There is a switch on the side that says “Macro” and when set to the “On” position the lens can focus much closer. I don’t think this is a true macro setup. The switch does not allow the lens to extent further from the film plane. I suspect an internal lens is moved to allow closer focus. However, it is handy when walking about and you come across something of which you want to get a close-up. The bottom photo on the left of the snap dragon flowers is taken using the Macro feature.

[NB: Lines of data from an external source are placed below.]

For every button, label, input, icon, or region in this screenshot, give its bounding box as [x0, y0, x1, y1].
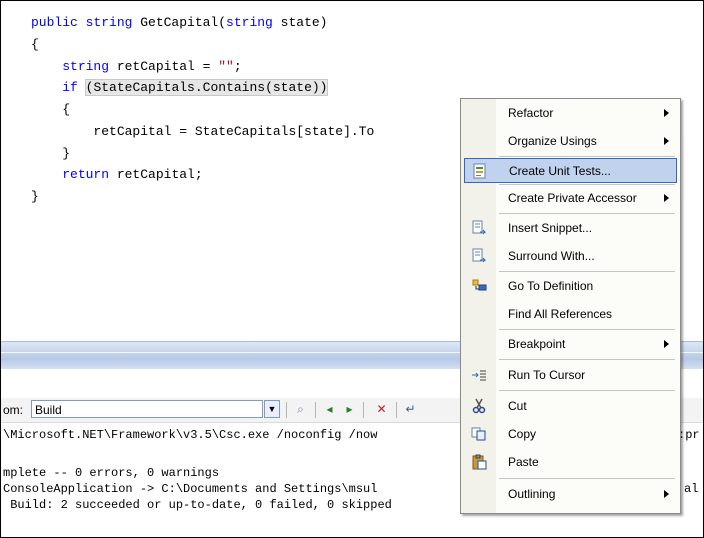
code-line: string retCapital = ""; [62, 59, 242, 74]
menu-item-go-to-definition[interactable]: Go To Definition [464, 274, 677, 299]
menu-item-cut[interactable]: Cut [464, 394, 677, 419]
show-output-from-select[interactable]: Build [31, 400, 263, 418]
output-line: Build: 2 succeeded or up-to-date, 0 fail… [3, 498, 392, 512]
submenu-arrow-icon [664, 109, 669, 117]
brace-match-highlight: (StateCapitals.Contains(state)) [84, 79, 329, 96]
previous-message-icon[interactable]: ◂ [321, 401, 338, 418]
output-line: \Microsoft.NET\Framework\v3.5\Csc.exe /n… [3, 428, 378, 442]
context-menu: Refactor Organize Usings Create Unit Tes… [460, 98, 681, 514]
code-line: } [31, 189, 39, 204]
menu-item-paste[interactable]: Paste [464, 450, 677, 475]
run-to-cursor-icon [470, 367, 488, 384]
menu-item-create-private-accessor[interactable]: Create Private Accessor [464, 186, 677, 211]
menu-item-refactor[interactable]: Refactor [464, 101, 677, 126]
goto-definition-icon [470, 278, 488, 295]
surround-icon [470, 248, 488, 265]
word-wrap-icon[interactable]: ↵ [402, 401, 419, 418]
submenu-arrow-icon [664, 490, 669, 498]
submenu-arrow-icon [664, 137, 669, 145]
menu-item-copy[interactable]: Copy [464, 422, 677, 447]
menu-item-create-unit-tests[interactable]: Create Unit Tests... [464, 158, 677, 183]
output-line: ConsoleApplication -> C:\Documents and S… [3, 482, 378, 496]
cut-icon [470, 398, 488, 415]
menu-item-organize-usings[interactable]: Organize Usings [464, 129, 677, 154]
next-message-icon[interactable]: ▸ [341, 401, 358, 418]
code-line: { [31, 37, 39, 52]
code-line: } [62, 146, 71, 161]
menu-item-outlining[interactable]: Outlining [464, 482, 677, 507]
chevron-down-icon[interactable]: ▼ [264, 400, 280, 418]
snippet-icon [470, 220, 488, 237]
menu-item-insert-snippet[interactable]: Insert Snippet... [464, 216, 677, 241]
output-line-fragment: :pr [678, 428, 700, 442]
unit-test-icon [471, 163, 489, 180]
submenu-arrow-icon [664, 340, 669, 348]
show-output-from-label: om: [3, 403, 24, 417]
code-line: { [62, 102, 71, 117]
menu-item-find-all-references[interactable]: Find All References [464, 302, 677, 327]
ide-window: public string GetCapital(string state) {… [0, 0, 704, 538]
submenu-arrow-icon [664, 194, 669, 202]
menu-item-breakpoint[interactable]: Breakpoint [464, 332, 677, 357]
menu-item-run-to-cursor[interactable]: Run To Cursor [464, 363, 677, 388]
find-message-icon[interactable]: ⌕ [292, 401, 309, 418]
menu-item-surround-with[interactable]: Surround With... [464, 244, 677, 269]
copy-icon [470, 426, 488, 443]
code-line: retCapital = StateCapitals[state].To [93, 124, 375, 139]
output-line-fragment: al [684, 482, 699, 496]
code-line: return retCapital; [62, 167, 203, 182]
clear-all-icon[interactable]: ✕ [373, 401, 390, 418]
code-line: public string GetCapital(string state) [31, 15, 328, 30]
output-line: mplete -- 0 errors, 0 warnings [3, 466, 220, 480]
paste-icon [470, 454, 488, 471]
code-line: if (StateCapitals.Contains(state)) [62, 79, 329, 96]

This lens is a solid performer. Color fringing is minimal and distortion is well controlled. I am showing the results at f/8.0 but wide open it was not bad, especially in the center. I try to never use a lens set wider than f/8.0 and usually at f/11 or f/16 if depth of field is a problem. So the softness and vignetting around the edges wide open, which are not present at f/8.0, will not normally be an issue. And in low light situations the images are usually such that these problems will not be noticed.
But how does it stack up against a modern EOS lens of equivalent focal length? The day after I took the images above I took the same scenes with my EOS 70-210mm f/2.8 which is a known excellent lens. Setting it to 105mm I took the following pictures:
This is the full frame image using the same camera with an EOS 70-210mm f/2.8 lens set at 105mm focal length at f/8.0.
This is the pansy in the FD lens window box blown up so we can see the individual pixels in the 30 megapixel image.
This is the same flower but in the image taken with the EOS lens a day later after the flower had begun to fade.
Same image from the center at 100%. The 35-105mm seems to be almost as good although it does not quite have the same detail or contrast. Almost does!
But now look at these images of the pansy in the flower box from the FD lens and the EOS lens both at 105mm focal length. Neither image shows color fringing along the white edges. Not only that but the transition from white to the grey of the wood background is accomplished in two to three pixels on the FD lens. This is very respectable resolution and almost to the limit of the sensor’s resolving ability.
The EOS lens does show greater sharpness. The light to dark transition is in the order of two pixels which is an improvement over the FD lens. The overall sharpness in the lower EOS image is definitely superior.
That said you must keep in mind that the lower image was focused automatically while the upper FD image was focused manually with the assistance of “focus peaking” because the FD lens focusing is manual. I may have not been as accurate as I should have been in my focusing. My eyes are getting pretty weak. Probably additional testing is warranted to confirm the difference in the lenses. But this enough for now to establish this as a good lens.
This is a very rough test of my FD 35-105mm lens and I do not intend to test further. I am satisfied that this lens is certainly capable of fine detail and certainly it is up to the resolution of any film I may use.
And speaking of film, I have a fresh roll of HP5 in my F-1 shooter now with my FD 35-105mm lens mounted on it as shown above in the first photo. I intend to shoot several rolls of film with this lens. It may just be my new favorite walk-about lens. Let me leave you with two final images from the FD 35-105mm lens taken on my Canon R.
These are both scenes from Susan’s garden which is a favorite place of mine to take pictures. As you can see, this little FD zoom lens can take a pretty fine picture.